Hybrides Arbeiten, geteilte Arbeitsplätze, Flexibilität und Selbstbestimmung – das sind Schlagworte, die vielen Menschen als Erstes in den Sinn kommen, wenn sie an die Zukunft der Arbeit denken. Bei der Otto Group haben wir uns im Jahr 2015 auf den Weg gemacht, Gewohntes zu hinterfragen sowie die Art und Weise, wie wir zusammenarbeiten, radikal zu verändern. Das war die Geburtsstunde unseres Kulturwandel-4.0-Prozesses und der Anfang vieler weiterer Initiativen.
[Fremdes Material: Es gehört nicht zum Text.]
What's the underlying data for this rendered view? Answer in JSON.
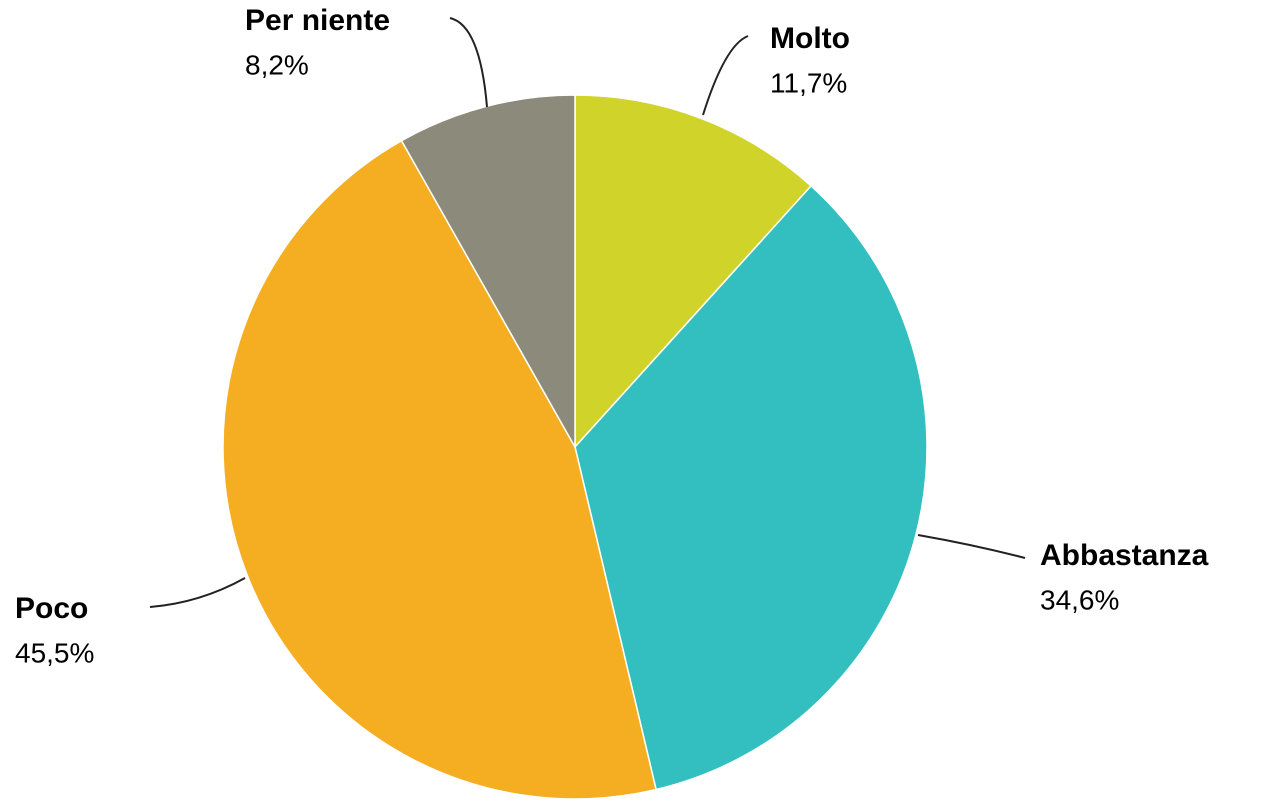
{
  "chart_data": {
    "type": "pie",
    "categories": [
      "Molto",
      "Abbastanza",
      "Poco",
      "Per niente"
    ],
    "values": [
      11.7,
      34.6,
      45.5,
      8.2
    ],
    "value_labels": [
      "11,7%",
      "34,6%",
      "45,5%",
      "8,2%"
    ],
    "colors": [
      "#d0d42a",
      "#33bfbf",
      "#f5ae22",
      "#8c8b7b"
    ]
  }
}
Der Auslöser war kein Selbstzweck, sondern das explizite Ziel, die Zukunftsfähigkeit der Unternehmensgruppe in Zeiten der exponentiellen Digitalisierung dauerhaft zu sichern – es ging um nichts Geringeres als darum, weiterhin wettbewerbsfähig zu bleiben.
Anders arbeiten in der Logistik: Überfällig
In der Otto Group arbeiten im Rahmen unserer diversen Geschäftsmodelle circa ein Drittel aller Kolleginnen und Kollegen in gewerblichen Logistikbereichen. Sie bringen Bestellungen bis zur Haustür, sorgen dafür, dass die Lager immer gut gefüllt sind und sich schnell die richtigen Artikel auf dem Weg zu unseren Kundinnen und Kunden machen.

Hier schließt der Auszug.